Reay adds that the improved economic fundamentals and stronger cashflows mean there will be more buyers than sellers in many markets. Some of the strong buyers include real estate investment trusts (REITs), which have pushed down cap rates with their low cost of capital.
‘We are even seeing more lenders get back into the market with very attractive rates and terms, as low as four percent for prime deals with strong borrowers,’ he says.
Hunter Hotel Advisors, in its First Quarter 2013 Industry Update, predicts a jump in investor interest this year, including an increase in activity by equity funds and REITs. The increase is largely due to investors broadening their interest from only the major markets to secondary markets.
In addition to investor interest, the outlook for hotel lending is positive, says Angelo Stambules, senior vice president of capital markets for Hunter Capital Markets in Bethesda, Md.
‘We are seeing continued improvement over positive trends that started last year,’ he says. ‘Wall Street primarily has led the charge in terms of appetite for hotel lending.’ He adds that higher-leverage bridge loans, construction and renovation financing continue to be difficult, but commercial mortgage-backed security (CMBS) financing is returning to the sector.
‘If Wall Street stays as aggressive and hungry for hotel debt product, it will create a competitive pressure on other types of lenders,’ Stambules says. ‘The commercial banks and life companies will have to get a little more aggressive in their underwriting to maintain or improve their market share.’
Other experts are also seeing a return of CMBS financing.
‘CMBS lenders are getting back into the market, offering non-recourse financing with interest rates in the range of 4.3 percent and loan-to-values of up to 70 percent,’ says Anwar Elgonemy, director of investments for San Francisco-based Equinox Hospitality. Elgonemy adds that the upscale market remains the most attractive buying opportunity, and the mid-scale market remains the second-most attractive. He also predicts foreign investors will be active in 2013.
Reay believes prices will continue to increase this year and there will be strong sales volume. ‘In certain markets, we are seeing new hotel development come back, especially for the higher-end limited service brands,’ he says.
There is more construction now than last year. According to the January 2013 STR Pipeline Report, U.S. hotel development comprises 2,637 projects totaling 307,289 rooms in the construction, final planning or planning stages.

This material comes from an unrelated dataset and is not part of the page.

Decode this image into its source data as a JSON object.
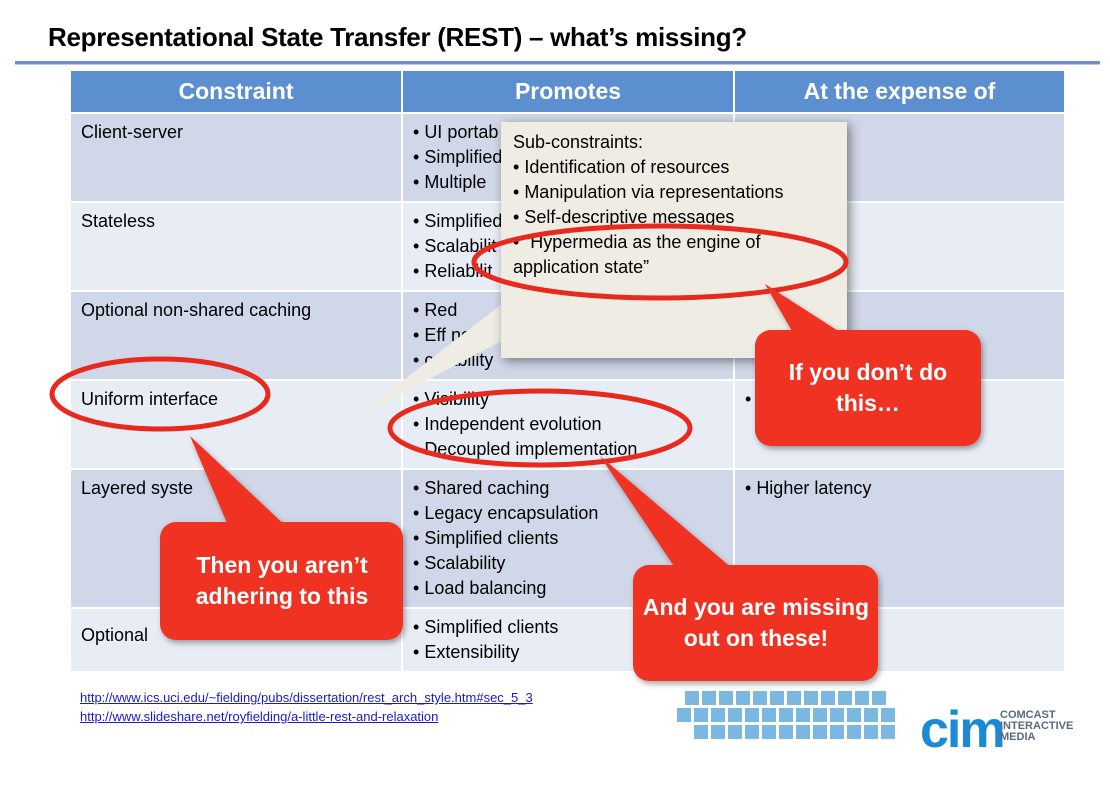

That represents a 4.9% increase in the number of rooms in the total active pipeline compared with January 2012 and a 38.3% increase in rooms under construction.

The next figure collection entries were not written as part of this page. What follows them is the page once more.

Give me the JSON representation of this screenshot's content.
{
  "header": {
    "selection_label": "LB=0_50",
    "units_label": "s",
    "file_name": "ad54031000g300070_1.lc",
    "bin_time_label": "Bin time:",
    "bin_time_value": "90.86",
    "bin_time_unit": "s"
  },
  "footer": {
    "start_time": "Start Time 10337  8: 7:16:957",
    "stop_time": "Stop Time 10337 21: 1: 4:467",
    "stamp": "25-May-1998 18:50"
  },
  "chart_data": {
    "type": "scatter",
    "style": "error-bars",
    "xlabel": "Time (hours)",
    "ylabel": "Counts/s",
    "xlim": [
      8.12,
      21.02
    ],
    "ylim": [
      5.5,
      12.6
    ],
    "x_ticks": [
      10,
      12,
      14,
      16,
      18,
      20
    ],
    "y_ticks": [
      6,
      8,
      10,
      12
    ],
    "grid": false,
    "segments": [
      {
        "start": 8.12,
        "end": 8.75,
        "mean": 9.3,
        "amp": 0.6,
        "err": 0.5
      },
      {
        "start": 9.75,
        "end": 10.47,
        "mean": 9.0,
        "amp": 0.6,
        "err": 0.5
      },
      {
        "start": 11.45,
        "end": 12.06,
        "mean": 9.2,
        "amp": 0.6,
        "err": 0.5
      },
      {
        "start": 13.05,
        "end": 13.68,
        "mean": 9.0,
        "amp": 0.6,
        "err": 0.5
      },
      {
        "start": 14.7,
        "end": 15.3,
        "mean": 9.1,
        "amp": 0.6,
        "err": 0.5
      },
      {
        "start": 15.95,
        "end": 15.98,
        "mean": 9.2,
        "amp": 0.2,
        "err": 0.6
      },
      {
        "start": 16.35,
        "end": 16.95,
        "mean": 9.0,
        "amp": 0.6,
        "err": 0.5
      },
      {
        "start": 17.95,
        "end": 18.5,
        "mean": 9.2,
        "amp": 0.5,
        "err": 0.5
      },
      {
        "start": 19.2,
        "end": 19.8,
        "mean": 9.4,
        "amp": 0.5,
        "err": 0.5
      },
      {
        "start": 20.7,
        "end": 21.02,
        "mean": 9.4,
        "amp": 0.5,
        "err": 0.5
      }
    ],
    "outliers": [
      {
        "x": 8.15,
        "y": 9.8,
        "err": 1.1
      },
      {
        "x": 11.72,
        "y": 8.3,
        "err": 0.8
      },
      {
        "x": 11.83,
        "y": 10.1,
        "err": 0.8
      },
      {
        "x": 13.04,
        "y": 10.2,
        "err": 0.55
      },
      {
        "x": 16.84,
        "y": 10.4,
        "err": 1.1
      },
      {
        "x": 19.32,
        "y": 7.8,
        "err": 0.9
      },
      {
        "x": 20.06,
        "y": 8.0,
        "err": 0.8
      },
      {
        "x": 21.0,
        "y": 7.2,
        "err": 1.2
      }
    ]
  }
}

Butler predicts that the recovery will spread to the top 25 markets.
‘The feeding frenzy to buy hotels in New York, San Francisco, Los Angeles, Miami and Boston will spread to other major urban areas and even to secondary and tertiary markets as buyers look for value and find it,’ he says. ‘Hotels will be added to major regional malls and shopping centers over the next several years as the retail sector has recovered sufficiently. Owners want to harvest the synergies of having a major hotel component in their malls, and they have the cash to do it.’